Storie originali > Epico
Ricorda la storia  |       
Autore: trullitrulli    04/11/2009    2 recensioni
Raccontato dagli occhi della protagonista, Psyche, la mortale che ardì d'essere bella come Afrodite e di cui Eros osò innamorarsi.
Genere: Generale | Stato: completa
Tipo di coppia: non specificato
Note: nessuna | Avvertimenti: nessuno
Capitoli:
   >>
Per recensire esegui il login o registrati.
Dimensione del testo A A A

 Eros e Psyche

 

Il mio nome è Psiche, la mortale.
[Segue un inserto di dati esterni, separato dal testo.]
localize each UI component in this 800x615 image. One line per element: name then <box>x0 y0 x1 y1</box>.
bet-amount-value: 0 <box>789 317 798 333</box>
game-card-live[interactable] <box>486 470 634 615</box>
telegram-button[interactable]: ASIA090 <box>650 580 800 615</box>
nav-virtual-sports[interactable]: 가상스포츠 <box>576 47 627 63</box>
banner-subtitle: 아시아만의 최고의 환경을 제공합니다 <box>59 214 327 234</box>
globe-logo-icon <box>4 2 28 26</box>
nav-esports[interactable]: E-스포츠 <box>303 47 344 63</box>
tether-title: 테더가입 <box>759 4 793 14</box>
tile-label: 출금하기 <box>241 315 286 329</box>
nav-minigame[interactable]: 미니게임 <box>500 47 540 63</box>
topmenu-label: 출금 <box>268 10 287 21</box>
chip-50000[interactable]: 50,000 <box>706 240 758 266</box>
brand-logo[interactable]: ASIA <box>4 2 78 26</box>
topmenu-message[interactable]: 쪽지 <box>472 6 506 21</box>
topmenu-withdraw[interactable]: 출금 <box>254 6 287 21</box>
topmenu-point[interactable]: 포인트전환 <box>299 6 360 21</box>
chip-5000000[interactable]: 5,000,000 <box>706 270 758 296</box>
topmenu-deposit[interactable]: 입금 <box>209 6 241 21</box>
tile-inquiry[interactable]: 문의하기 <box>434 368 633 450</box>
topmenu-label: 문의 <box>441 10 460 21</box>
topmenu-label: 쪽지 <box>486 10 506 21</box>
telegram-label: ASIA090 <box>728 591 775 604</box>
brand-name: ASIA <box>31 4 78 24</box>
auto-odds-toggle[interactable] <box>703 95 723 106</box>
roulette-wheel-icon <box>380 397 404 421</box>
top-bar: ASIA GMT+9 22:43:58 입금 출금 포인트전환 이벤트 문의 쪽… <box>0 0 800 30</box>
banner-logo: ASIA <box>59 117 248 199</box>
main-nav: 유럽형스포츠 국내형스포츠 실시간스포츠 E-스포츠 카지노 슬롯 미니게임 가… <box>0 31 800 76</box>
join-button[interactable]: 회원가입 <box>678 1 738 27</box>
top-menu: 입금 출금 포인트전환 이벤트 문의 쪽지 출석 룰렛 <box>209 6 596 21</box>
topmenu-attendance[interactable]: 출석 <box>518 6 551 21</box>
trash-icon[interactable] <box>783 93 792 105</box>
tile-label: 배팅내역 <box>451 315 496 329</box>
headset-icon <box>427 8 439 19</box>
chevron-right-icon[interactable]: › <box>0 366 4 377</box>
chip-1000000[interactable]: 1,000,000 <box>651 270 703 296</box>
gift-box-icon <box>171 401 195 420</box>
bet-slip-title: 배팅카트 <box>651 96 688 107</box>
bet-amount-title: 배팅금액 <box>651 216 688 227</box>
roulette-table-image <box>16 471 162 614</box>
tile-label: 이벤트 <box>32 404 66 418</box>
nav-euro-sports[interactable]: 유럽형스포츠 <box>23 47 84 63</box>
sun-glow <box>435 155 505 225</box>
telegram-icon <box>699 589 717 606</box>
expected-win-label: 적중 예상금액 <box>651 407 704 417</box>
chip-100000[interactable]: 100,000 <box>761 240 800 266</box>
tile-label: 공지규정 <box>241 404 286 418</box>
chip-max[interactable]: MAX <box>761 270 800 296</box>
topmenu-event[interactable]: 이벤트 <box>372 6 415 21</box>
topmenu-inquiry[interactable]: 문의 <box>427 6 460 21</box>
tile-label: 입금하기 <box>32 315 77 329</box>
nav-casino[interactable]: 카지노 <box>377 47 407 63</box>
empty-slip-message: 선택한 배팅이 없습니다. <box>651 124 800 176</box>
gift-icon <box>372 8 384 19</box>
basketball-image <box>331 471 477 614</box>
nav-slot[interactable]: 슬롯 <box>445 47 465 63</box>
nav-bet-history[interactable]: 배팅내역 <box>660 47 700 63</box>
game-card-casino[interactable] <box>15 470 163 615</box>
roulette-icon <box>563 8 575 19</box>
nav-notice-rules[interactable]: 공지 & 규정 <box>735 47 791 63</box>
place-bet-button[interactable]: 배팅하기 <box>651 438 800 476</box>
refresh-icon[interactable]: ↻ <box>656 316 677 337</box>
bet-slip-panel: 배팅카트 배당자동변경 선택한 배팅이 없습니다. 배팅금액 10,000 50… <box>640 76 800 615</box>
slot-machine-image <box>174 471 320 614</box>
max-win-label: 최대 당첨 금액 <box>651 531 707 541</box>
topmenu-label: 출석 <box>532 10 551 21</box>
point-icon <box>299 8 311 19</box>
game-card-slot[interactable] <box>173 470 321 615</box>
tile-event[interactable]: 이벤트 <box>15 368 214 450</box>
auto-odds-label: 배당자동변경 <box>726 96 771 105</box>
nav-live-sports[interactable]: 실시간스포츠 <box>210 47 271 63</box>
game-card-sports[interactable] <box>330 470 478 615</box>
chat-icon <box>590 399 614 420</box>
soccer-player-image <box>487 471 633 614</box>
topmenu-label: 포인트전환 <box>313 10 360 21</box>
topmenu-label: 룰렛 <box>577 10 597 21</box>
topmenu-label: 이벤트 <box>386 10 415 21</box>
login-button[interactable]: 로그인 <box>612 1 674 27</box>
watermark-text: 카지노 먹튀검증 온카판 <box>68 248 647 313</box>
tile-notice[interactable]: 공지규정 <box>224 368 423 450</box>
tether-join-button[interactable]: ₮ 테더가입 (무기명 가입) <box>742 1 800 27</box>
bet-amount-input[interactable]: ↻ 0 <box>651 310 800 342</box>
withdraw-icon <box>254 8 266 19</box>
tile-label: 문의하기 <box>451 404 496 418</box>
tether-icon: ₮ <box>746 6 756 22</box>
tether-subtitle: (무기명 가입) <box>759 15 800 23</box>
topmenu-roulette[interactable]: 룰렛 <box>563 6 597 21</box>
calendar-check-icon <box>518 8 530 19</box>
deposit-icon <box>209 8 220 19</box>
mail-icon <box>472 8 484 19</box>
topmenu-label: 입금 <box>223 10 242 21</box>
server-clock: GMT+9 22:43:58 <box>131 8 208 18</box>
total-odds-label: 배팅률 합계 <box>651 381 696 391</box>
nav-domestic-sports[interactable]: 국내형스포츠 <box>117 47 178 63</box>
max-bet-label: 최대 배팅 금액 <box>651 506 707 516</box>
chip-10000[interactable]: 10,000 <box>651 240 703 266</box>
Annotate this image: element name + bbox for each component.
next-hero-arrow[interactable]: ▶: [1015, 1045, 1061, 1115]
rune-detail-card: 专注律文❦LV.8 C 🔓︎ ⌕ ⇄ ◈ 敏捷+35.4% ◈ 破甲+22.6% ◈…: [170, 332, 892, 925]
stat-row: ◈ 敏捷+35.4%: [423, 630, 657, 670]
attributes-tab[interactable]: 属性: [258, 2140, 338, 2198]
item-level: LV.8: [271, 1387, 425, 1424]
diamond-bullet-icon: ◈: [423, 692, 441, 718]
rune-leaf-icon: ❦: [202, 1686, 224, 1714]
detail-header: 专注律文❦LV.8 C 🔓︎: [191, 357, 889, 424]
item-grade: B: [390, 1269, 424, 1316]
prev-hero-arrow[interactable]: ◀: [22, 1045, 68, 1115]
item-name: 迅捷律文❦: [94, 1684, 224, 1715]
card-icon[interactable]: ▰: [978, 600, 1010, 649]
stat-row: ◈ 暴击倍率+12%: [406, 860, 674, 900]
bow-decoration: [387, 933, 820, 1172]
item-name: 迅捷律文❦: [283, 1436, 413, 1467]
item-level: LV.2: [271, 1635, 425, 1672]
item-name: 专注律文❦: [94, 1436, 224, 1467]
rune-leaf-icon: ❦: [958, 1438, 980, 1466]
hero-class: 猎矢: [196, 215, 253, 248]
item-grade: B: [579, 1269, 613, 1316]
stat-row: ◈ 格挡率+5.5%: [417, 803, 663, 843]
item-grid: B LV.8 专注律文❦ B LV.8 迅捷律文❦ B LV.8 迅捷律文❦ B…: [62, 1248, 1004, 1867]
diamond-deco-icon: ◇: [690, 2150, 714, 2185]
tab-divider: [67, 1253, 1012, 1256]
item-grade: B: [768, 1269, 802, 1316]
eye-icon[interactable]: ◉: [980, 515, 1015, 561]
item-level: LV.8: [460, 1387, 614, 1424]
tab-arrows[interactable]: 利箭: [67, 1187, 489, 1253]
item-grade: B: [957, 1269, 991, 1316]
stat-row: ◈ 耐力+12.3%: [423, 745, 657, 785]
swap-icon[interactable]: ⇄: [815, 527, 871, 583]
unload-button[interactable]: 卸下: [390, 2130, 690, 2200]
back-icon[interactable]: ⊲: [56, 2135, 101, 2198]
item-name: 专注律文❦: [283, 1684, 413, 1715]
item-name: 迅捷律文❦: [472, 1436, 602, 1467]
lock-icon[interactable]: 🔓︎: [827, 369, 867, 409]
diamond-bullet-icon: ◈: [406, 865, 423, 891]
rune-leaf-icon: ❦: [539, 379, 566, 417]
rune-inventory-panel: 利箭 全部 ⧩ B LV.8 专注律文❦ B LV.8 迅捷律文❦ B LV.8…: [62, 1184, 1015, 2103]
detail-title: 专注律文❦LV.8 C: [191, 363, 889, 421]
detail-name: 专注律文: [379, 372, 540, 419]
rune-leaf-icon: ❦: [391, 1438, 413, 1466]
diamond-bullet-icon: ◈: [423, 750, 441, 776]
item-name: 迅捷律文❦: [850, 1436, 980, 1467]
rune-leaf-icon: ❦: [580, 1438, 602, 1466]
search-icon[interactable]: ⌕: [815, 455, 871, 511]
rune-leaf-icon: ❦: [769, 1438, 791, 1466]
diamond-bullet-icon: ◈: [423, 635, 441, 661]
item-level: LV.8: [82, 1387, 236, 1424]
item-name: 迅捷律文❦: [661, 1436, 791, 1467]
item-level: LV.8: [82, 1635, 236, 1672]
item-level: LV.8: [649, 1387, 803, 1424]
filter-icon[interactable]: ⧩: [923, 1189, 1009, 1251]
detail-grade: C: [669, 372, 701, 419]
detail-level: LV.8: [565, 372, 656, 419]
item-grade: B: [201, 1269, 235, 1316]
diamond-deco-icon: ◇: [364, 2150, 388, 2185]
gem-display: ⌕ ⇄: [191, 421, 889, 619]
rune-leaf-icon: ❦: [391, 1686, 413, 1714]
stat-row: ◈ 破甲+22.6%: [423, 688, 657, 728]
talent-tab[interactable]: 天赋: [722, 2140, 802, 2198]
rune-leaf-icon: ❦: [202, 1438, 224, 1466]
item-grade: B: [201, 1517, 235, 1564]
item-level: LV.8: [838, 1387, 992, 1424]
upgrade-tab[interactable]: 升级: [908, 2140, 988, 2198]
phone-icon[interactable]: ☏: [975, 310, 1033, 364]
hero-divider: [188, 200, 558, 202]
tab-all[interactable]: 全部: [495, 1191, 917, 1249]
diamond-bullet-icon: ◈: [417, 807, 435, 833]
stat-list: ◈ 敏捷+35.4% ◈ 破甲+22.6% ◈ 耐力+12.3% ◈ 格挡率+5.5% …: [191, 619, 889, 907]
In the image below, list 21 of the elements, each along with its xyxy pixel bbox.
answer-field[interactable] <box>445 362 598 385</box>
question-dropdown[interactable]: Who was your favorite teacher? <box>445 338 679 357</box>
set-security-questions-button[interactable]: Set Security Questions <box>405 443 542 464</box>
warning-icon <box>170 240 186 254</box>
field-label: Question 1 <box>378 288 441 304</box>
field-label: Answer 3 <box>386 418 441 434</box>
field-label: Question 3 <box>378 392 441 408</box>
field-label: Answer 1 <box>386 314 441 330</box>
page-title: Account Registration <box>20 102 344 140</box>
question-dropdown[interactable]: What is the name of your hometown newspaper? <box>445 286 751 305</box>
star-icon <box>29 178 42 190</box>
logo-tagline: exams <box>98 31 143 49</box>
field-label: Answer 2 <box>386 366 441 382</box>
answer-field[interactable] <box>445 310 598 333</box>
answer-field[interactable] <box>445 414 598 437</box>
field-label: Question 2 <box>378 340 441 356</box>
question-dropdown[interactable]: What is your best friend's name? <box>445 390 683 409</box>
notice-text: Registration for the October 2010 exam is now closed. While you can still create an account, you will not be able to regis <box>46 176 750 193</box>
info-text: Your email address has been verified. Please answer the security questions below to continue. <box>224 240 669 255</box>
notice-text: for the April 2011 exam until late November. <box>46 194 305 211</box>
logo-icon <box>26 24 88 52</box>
Sono figlia minore di un re e di una regina. Oltre a me, i miei buoni genitori hanno due figlie dall'aspetto leggiadro e belle come due rose.
Ma per quanto siano graziose la loro bellezza potrà sempre essere interpretata con parole mortali.
I forestieri in viaggio potranno descriverla ad altri forestieri lungo il loro cammino, che a loro volta racconteranno la loro fama agli abitanti delle proprie patrie.
Ma non c’è stato ancora complimento o descrizione che non siano sembrati smunti al confronto con la vista della mia bellezza, che dicono -e lo riconosco con un po’ di timore quando vedo emergere la mia immagine nello specchio- talmente radiosa, talmente delicata e così superiore a qualsiasi lode da rivaleggiare con Afrodite, la divina regina dell'amore, al cui passaggio leggero e invisibile i fiori e le rose sbocciano in suo onore…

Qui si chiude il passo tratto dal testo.